Misinterpretation of safety signals
The CDC defines safety signals for new vaccines by comparing them to established vaccines. However, symptoms that were not previously reported for other vaccines are not considered safety signals. This approach disregards potential adverse reactions unique to the COVID-19 vaccine and undermines the comprehensive evaluation of its safety.
Underreporting of adverse events in Israel
In Israel, adverse events related to COVID-19 vaccination were heavily underreported due to discouragement or unwillingness among doctors to report events. Despite this, safety signals similar to those found in the CDC’s data were observed. The underreporting raises concerns about the transparency and reliability of adverse event reporting systems.
Conclusion
Professor Joshua Guetzkow sheds light on critical safety signals identified in the CDC’s COVID-19 vaccine data obtained through VAERS. It highlights the need for a comprehensive evaluation of adverse events and a closer consideration of the well-being of different age groups, particularly teenagers. The CDC and FDA’s response to these safety signals raise questions about their commitment to public safety and transparency.
FAQs
The VAERS system is an essential monitoring system for vaccines. While it allows for the detection of safety signals, it is important to note that the reported events may not always be directly caused by vaccines. Further investigations and analysis are required to establish causality and determine the true safety profile of vaccines.
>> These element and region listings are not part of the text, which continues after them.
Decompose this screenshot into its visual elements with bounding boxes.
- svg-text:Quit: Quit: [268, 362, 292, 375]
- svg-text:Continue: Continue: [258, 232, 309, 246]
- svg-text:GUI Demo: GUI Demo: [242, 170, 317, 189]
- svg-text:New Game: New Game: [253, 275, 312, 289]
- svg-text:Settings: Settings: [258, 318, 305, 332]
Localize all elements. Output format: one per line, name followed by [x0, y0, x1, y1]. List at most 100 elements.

Adverse events reported through VAERS vary in nature and severity. Some of the commonly reported adverse events include fever, injection site reactions, fatigue, headache, muscle pain, and allergic reactions. However, it is crucial to remember that the frequency of reported adverse events does not necessarily reflect the true incidence or causality.
Cardiovascular and neurological adverse events are of concern because they involve vital systems in the body. Events such as chest pain, palpitations, atrial fibrillations, cardiac failure, tinnitus, Bell’s palsy, dementia, and paresthesia can have significant implications for an individual’s health and well-being. Thorough evaluation and monitoring of these events are necessary to understand their association with COVID-19 vaccines and mitigate potential risks.
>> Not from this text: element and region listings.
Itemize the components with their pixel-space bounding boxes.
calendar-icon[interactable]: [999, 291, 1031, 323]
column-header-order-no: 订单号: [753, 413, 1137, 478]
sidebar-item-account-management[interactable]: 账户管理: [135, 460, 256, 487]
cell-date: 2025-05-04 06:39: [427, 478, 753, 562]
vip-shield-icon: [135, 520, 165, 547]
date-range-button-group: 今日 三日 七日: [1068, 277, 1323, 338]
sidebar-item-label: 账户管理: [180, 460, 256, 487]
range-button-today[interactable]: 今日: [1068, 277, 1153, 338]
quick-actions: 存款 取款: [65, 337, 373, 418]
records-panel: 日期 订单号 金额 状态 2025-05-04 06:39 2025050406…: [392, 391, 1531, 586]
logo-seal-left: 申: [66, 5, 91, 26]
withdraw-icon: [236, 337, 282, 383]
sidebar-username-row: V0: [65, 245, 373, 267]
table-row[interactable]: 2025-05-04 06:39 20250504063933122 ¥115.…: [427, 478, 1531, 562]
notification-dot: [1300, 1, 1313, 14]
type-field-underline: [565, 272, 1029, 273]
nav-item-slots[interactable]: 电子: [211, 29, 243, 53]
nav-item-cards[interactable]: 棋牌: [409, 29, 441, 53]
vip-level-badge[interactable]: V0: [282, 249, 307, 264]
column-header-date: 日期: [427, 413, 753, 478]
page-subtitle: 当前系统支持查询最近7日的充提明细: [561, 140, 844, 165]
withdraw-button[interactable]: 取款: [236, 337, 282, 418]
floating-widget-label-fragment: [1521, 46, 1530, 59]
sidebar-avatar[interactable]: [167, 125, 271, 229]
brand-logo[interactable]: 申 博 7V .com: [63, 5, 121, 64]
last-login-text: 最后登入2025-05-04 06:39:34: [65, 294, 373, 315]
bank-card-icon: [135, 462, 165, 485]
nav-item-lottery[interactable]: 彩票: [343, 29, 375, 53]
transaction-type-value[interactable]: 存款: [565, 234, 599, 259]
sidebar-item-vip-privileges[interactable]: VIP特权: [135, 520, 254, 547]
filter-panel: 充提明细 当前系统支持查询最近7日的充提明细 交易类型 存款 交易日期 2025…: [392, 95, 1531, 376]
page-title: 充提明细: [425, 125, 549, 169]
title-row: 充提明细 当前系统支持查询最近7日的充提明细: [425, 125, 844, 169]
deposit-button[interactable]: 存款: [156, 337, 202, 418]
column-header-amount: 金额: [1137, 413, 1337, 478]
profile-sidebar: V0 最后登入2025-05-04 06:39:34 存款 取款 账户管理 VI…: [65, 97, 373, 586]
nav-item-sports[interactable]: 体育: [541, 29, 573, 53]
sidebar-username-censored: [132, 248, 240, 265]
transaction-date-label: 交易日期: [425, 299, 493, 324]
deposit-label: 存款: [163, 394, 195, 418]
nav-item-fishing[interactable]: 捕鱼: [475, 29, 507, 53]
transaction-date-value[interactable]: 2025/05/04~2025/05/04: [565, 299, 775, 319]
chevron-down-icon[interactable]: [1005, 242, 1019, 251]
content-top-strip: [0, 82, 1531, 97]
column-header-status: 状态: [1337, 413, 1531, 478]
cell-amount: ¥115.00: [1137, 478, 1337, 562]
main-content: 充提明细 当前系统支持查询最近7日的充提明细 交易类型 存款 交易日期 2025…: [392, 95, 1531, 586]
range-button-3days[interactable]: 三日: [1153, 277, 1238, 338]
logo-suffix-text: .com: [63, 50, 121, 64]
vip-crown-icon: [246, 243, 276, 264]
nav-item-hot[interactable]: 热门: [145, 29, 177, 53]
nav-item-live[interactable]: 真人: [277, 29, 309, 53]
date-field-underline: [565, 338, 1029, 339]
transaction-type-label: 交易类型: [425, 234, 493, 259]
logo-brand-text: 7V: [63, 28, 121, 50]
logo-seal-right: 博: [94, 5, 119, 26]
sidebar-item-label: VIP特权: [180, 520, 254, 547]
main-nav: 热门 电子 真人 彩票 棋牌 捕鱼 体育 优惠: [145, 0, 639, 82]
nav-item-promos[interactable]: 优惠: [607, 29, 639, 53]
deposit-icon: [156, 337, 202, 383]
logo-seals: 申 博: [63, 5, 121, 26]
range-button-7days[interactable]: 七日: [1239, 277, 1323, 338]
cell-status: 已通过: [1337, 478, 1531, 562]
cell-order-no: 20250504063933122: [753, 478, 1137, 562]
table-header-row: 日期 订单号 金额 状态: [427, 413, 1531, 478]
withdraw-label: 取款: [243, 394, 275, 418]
The CDC’s response to adverse events in the 12 to 17 age group has been a subject of concern. Despite a higher reporting rate of adverse events in this age group, the CDC’s focus has primarily been on myocarditis, while other serious symptoms have been overlooked. This approach raises questions about whether the well-being of teenagers has been adequately considered in the pandemic response.
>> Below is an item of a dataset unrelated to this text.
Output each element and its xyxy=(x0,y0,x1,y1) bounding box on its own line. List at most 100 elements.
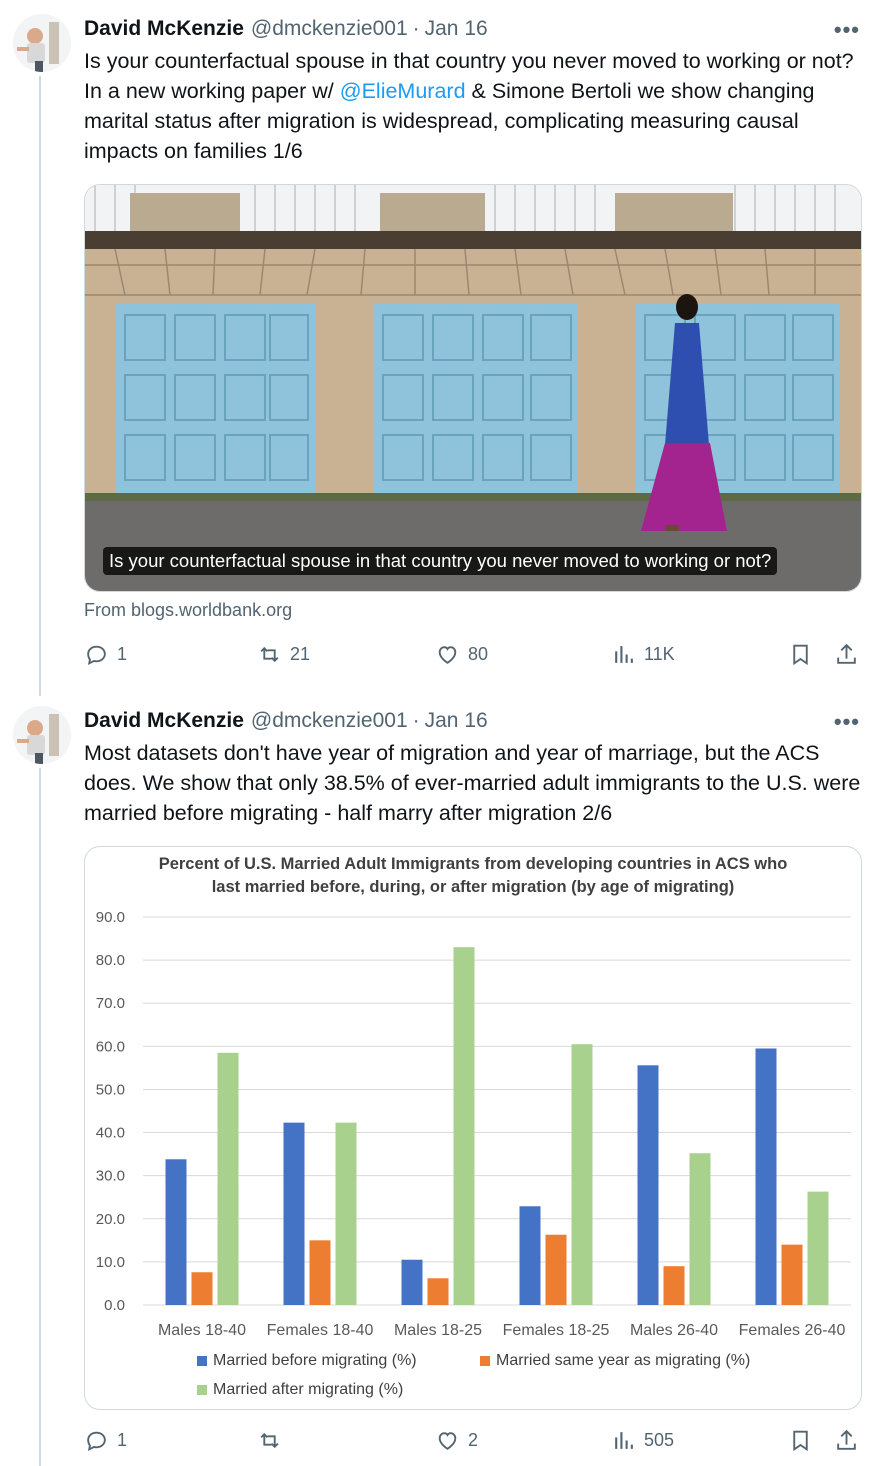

To enhance vaccine safety monitoring and reporting, it is crucial to promote transparency, encourage healthcare professionals to report adverse events, and educate the public about the importance of reporting. Continuous evaluation of safety signals, conducting robust studies, and maintaining open channels of communication between regulatory authorities, healthcare providers, and the public are key to improving vaccine safety monitoring and reporting systems.
In conclusion, Professor Joshua Guetzkow’s analysis of the CDC’s COVID-19 vaccine data through VAERS reveals significant safety signals that raise concerns about the vaccine’s potential adverse reactions. It is crucial for regulatory authorities to thoroughly investigate and address these signals to ensure the safety and well-being of the population. The video summary emphasizes the need for transparency, thorough evaluation, and a comprehensive approach to vaccine safety.